Statement to the Press on Impacts of the North Houston Highway Improvement Project
Presented by Oni K. Blair, Executive Director of LINK Houston on June 13, 2019
Good morning. My name is Oni Blair, and I’m the executive director of LINK Houston. LINK Houston’s mission is to advocate for a robust and equitable transportation network so that all people can reach opportunity.
Inequity is what concerns us about the North Houston Highway Improvement Project. For decades across the country and right here in Houston, highway projects have cut through African-American and Latino communities, dividing people further from services and each other, thus deepening inequities.
As TxDOT builds more roadway to accommodate cars, the communities adjacent to the proposed I-45 expansion – from Third Ward to Independence Heights to Greenspoint – feel the losses: the loss of land and history, loss of economic development opportunities, loss of 300 businesses and nearly 24,000 jobs, loss of more than 1,200 homes, loss of manageable water and drainage, and loss of safe neighborhood to neighborhood connectivity.
LINK Houston’s mobility and safety data analysis, which is part of Air Alliance Houston’s Health Impacts Assessment of the project, is alarming for people inside and outside of their cars. The Health Impacts Assessment found that the proposed highway expansion project would severely impact students and communities from the vantage point of all nine schools studied, of 26 total, within 500 feet of the existing highway. The impact is severe.
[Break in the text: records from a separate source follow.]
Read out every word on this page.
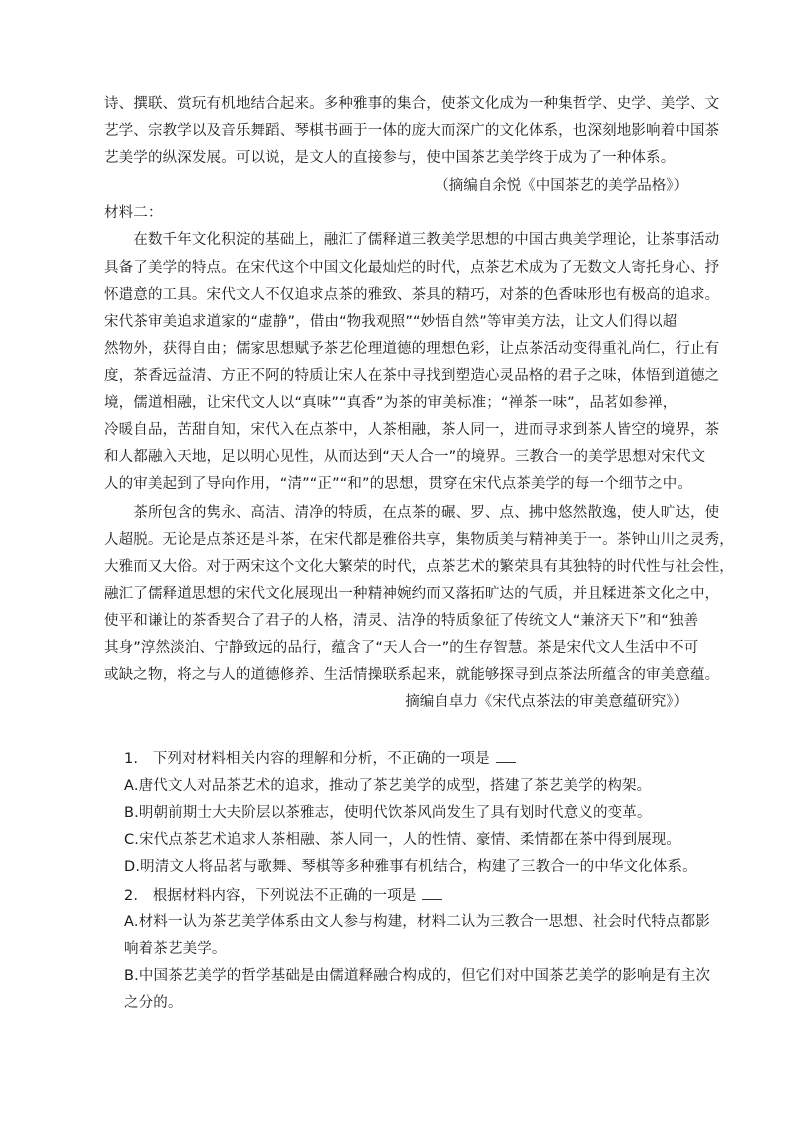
诗、撰联、赏玩有机地结合起来。多种雅事的集合，使茶文化成为一种集哲学、史学、美学、文
艺学、宗教学以及音乐舞蹈、琴棋书画于一体的庞大而深广的文化体系，也深刻地影响着中国茶
艺美学的纵深发展。可以说，是文人的直接参与，使中国茶艺美学终于成为了一种体系。
（摘编自余悦《中国茶艺的美学品格》）
材料二：
　　在数千年文化积淀的基础上，融汇了儒释道三教美学思想的中国古典美学理论，让茶事活动
具备了美学的特点。在宋代这个中国文化最灿烂的时代，点茶艺术成为了无数文人寄托身心、抒
怀遣意的工具。宋代文人不仅追求点茶的雅致、茶具的精巧，对茶的色香味形也有极高的追求。
宋代茶审美追求道家的“虚静”，借由“物我观照”“妙悟自然”等审美方法，让文人们得以超
然物外，获得自由；儒家思想赋予茶艺伦理道德的理想色彩，让点茶活动变得重礼尚仁，行止有
度，茶香远益清、方正不阿的特质让宋人在茶中寻找到塑造心灵品格的君子之味，体悟到道德之
境，儒道相融，让宋代文人以“真味”“真香”为茶的审美标准；“禅茶一味”，品茗如参禅，
冷暖自品，苦甜自知，宋代入在点茶中，人茶相融，茶人同一，进而寻求到茶人皆空的境界，茶
和人都融入天地，足以明心见性，从而达到“天人合一”的境界。三教合一的美学思想对宋代文
人的审美起到了导向作用，“清”“正”“和”的思想，贯穿在宋代点茶美学的每一个细节之中。
　　茶所包含的隽永、高洁、清净的特质，在点茶的碾、罗、点、拂中悠然散逸，使人旷达，使
人超脱。无论是点茶还是斗茶，在宋代都是雅俗共享，集物质美与精神美于一。茶钟山川之灵秀，
大雅而又大俗。对于两宋这个文化大繁荣的时代，点茶艺术的繁荣具有其独特的时代性与社会性，
融汇了儒释道思想的宋代文化展现出一种精神婉约而又落拓旷达的气质，并且糅进茶文化之中，
使平和谦让的茶香契合了君子的人格，清灵、洁净的特质象征了传统文人“兼济天下”和“独善
其身”淳然淡泊、宁静致远的品行，蕴含了“天人合一”的生存智慧。茶是宋代文人生活中不可
或缺之物，将之与人的道德修养、生活情操联系起来，就能够探寻到点茶法所蕴含的审美意蕴。
摘编自卓力《宋代点茶法的审美意蕴研究》）
1.　下列对材料相关内容的理解和分析，不正确的一项是
A.唐代文人对品茶艺术的追求，推动了茶艺美学的成型，搭建了茶艺美学的构架。
B.明朝前期士大夫阶层以茶雅志，使明代饮茶风尚发生了具有划时代意义的变革。
C.宋代点茶艺术追求人茶相融、茶人同一，人的性情、豪情、柔情都在茶中得到展现。
D.明清文人将品茗与歌舞、琴棋等多种雅事有机结合，构建了三教合一的中华文化体系。
2.　根据材料内容，下列说法不正确的一项是
A.材料一认为茶艺美学体系由文人参与构建，材料二认为三教合一思想、社会时代特点都影
响着茶艺美学。
B.中国茶艺美学的哲学基础是由儒道释融合构成的，但它们对中国茶艺美学的影响是有主次
之分的。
TxDOT must design highways to fit the reality of our urban environment. This means that safety for children who walk or bike to schools with attendance zones that extend on both sides of the impacted highways is critical to address in designing the highway and related streets. This means that people using the bus stops along the access or feeder roads must be able to do so safely. Every highway project must improve safety for all people moving over, under, or across the highway, as well as people traveling in their cars on the highway.
Air Alliance’s Houston’s Health Impacts Assessment is a valuable tool that the Texas Department of Transportation, Mayor Turner and City Councilmembers, and Judge Hidalgo should leverage to address the true impact of this project on people – not just businesses downtown that will reap the benefits – but the people and children who will bear the burdens of this project as currently proposed.